Answer: “In 2000, Carleton University student Rachel Lea Heide completed a paper entitled 'The Politics of British Commonwealth Air Training Plan Base Selection in western Canada'. “It seems that communities were awarded bases only if their sites met technical criteria and were cost effective. Officials would not budge on their decisions, even with extensive lobbying efforts. This did not, however, stop various communities from trying. In fact, Heide discovers lobbying occurred to such an extent that she breaks it down into segments. In what she calls the early lobbying years, Heide describes lobbyists as altruistic. The correspondence on file documents community sentiment to be eager to participate in the war effort by hosting an air base. As base selection continued, correspondence from communities became more insistent. The people in the lobbying communities wanted to participate in the war effort, but expressed that this opportunity was inaccessible to them because the government had not presented them with an airbase from where to do so. Later still, these communities lobbied on the premise that they simply deserved a school because of their political affiliations to the Liberal government. When this approach didn’t work, lobbyists became even more aggressive, threatening to discontinue their support for the government if they did not receive an air base. Even still, base selection officials did not waver. Another reason for Heide’s conclusion of lack of partisan politics in base selection is that decisions about base selection were made by RCAF officers and elected officials merely signed their recommendations. The site selection reports, final decisions and reasons for awarding or rejecting a site illustrate the effort to meet technical criteria, not political ends. In evaluating which constituencies were awarded aerodromes, no political pattern can be found. Liberal ridings were not awarded airbases any more or less than ridings that had elected members of other parties.”

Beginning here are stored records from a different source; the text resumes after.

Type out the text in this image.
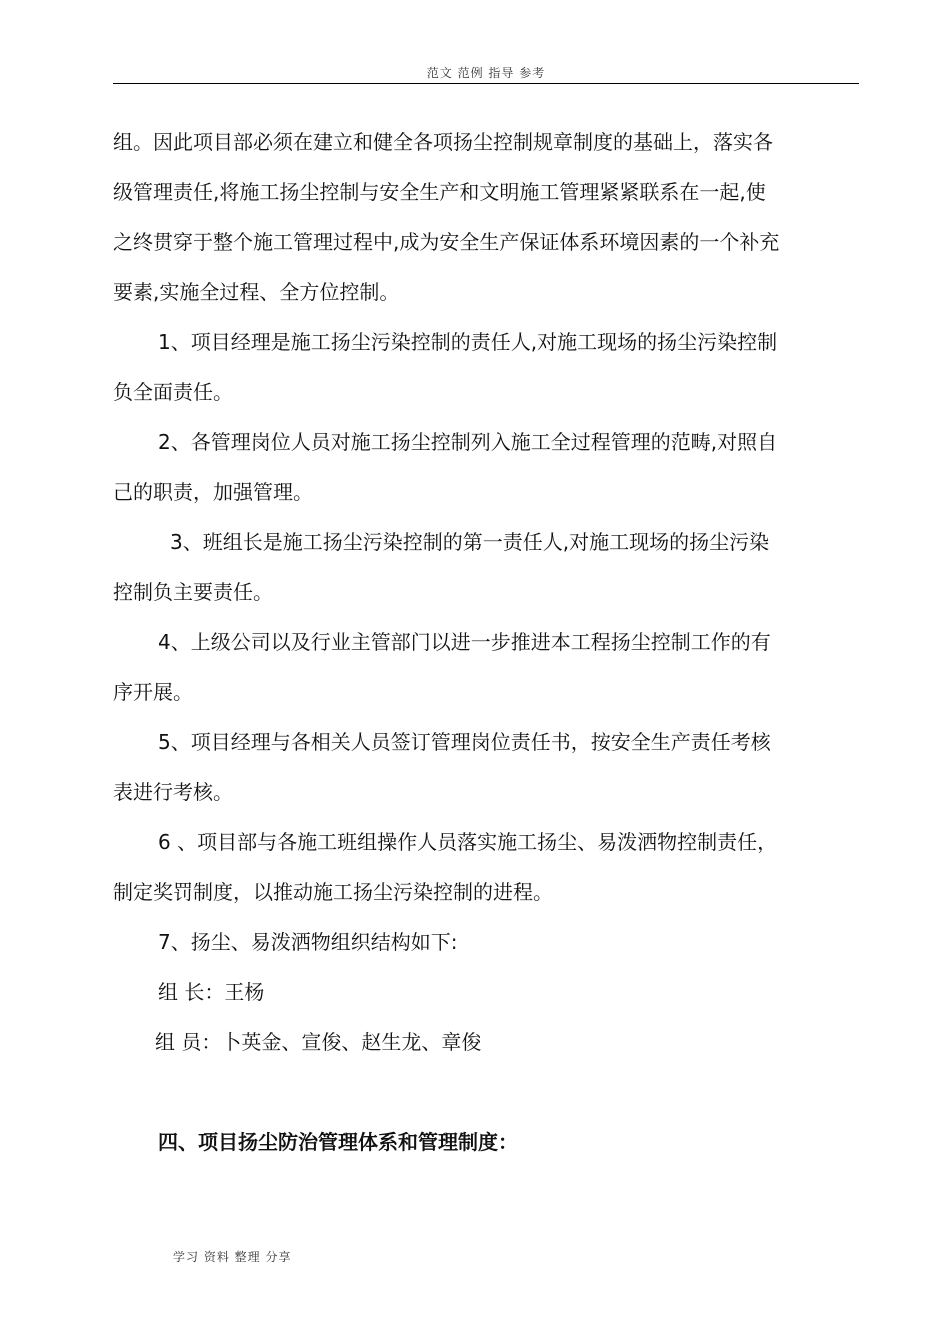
范文 范例 指导 参考

组。因此项目部必须在建立和健全各项扬尘控制规章制度的基础上，落实各

级管理责任,将施工扬尘控制与安全生产和文明施工管理紧紧联系在一起,使

之终贯穿于整个施工管理过程中,成为安全生产保证体系环境因素的一个补充

要素,实施全过程、全方位控制。

1、项目经理是施工扬尘污染控制的责任人,对施工现场的扬尘污染控制

负全面责任。

2、各管理岗位人员对施工扬尘控制列入施工全过程管理的范畴,对照自

己的职责，加强管理。

3、班组长是施工扬尘污染控制的第一责任人,对施工现场的扬尘污染

控制负主要责任。

4、上级公司以及行业主管部门以进一步推进本工程扬尘控制工作的有

序开展。

5、项目经理与各相关人员签订管理岗位责任书，按安全生产责任考核

表进行考核。

6 、项目部与各施工班组操作人员落实施工扬尘、易泼洒物控制责任，

制定奖罚制度，以推动施工扬尘污染控制的进程。

7、扬尘、易泼洒物组织结构如下:

组 长：王杨

组 员：卜英金、宣俊、赵生龙、章俊

四、项目扬尘防治管理体系和管理制度：

学习 资料 整理 分享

Source: Website - Wings Over Alberta – Homefront

Question: Which bomber carried the heaviest individual bomb loads of the Second World War and which bomber was it derived from?

Answer: “The Avro Lancaster was derived from the unsuccessful twin-engine Avro Manchester bomber that first flew in 1939. The decision was made in late 1940 to replace the two Rolls Royce Vulture engines of the Manchester with four of the more reliable Rolls Royce Merlin (Packard Merlins on Canadian-built Lancasters) engines, which had a proven record in the Hurricane and Spitfire fighter designs. The revised design was an immediate success and the Lancaster went on to carry the heaviest individual bomb loads of the Second World War. The Lancaster was manufactured in Canada by Victory Aircraft Ltd. in Malton, Ontario, and 430 MK X versions were built. In post-war use, the Canadian built Lancasters went on to serve in highly useful roles. Quickly converted into photographic reconnaissance variants for charting and mapping and into maritime patrol versions, the Lancaster soldiered on well into the Cold War era.”